Ein solch liberaler Individualismus ist eben nur ein Element der Geschichtsdeutung im Sinne dieser Ideologie. Damit wird aber verkannt, daß die Geschichte auch anders gedeutet werden kann, sodaß dann auch es viel mehr und auch andere Handlungssubjekte in der Geschichte gibt. Dann kann es auch den Islam als Subjekt geben, in dessen Dienste dann Gläubige agieren als Teile dieses Subjektes. Wer heute Spiele der Fußballeuropameisterschaft sich anschaut, der hat gesehen, wie die Schweiz den Favoriten Frankreich in einem mehr als dramatischen Spiel besiegte. Wieso hat hier die Schweiz gesiegt, wenn doch nur 11 Spieler plus die Auswechsler aus der Schweiz auf dem Felde agierten? Für die liberale Ideologie ist das eine sinnlose Aussage, weil sie das Kollektivsubjekt: die Schweiz nicht kennt, das repräsentiert durch ihre Nationalmannschaft Frankreich besiegte.
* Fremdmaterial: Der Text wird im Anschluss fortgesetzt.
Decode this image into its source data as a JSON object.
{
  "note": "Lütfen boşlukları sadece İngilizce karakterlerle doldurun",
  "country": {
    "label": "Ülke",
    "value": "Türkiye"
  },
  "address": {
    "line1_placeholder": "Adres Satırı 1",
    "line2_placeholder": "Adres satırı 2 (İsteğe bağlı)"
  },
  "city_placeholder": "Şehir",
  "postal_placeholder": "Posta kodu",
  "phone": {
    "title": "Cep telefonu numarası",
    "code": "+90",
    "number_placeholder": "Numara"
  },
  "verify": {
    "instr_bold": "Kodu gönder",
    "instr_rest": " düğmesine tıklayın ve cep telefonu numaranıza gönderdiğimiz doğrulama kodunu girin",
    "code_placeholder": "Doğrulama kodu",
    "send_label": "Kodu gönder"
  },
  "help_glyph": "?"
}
Aber die Menschheitsgeschichte ist viel mehr die Geschichte von so gearteten Kollektivsubjekten als die von Einzelmenschen.

Auch und gerade auch durch Ideologien können sich so kollektive Subjekte konstituieren, die dann geschichtsmächtig wirken. So sind gerade auch die Religionen geschichtsmächtige Handlungskräfte, wie jetzt der Islam es uns unübersehbar vor Augen führt. So kann wirklich auch von einem Kampf des Islams gegen den Westen gesprochen werden, wobei dann die innere Differenziertheit dieses Kampfes zugunsten der Einheit dieses Kampfes vernachlässigt wird.Diese Aussage ist genauso legitim wie die Rede vom Kampf des „Weißen Mannes“ gegen die Ureinwohner Amerikas, die Indianer, womit ja auch nicht einfach endlich viele weiße Einzeltäter gemeint sind, sondern daß die europäischen Eroberer wie ein Kollektivsubjekt gegen das Kollektivsubjekt der Indianer sich verhielten.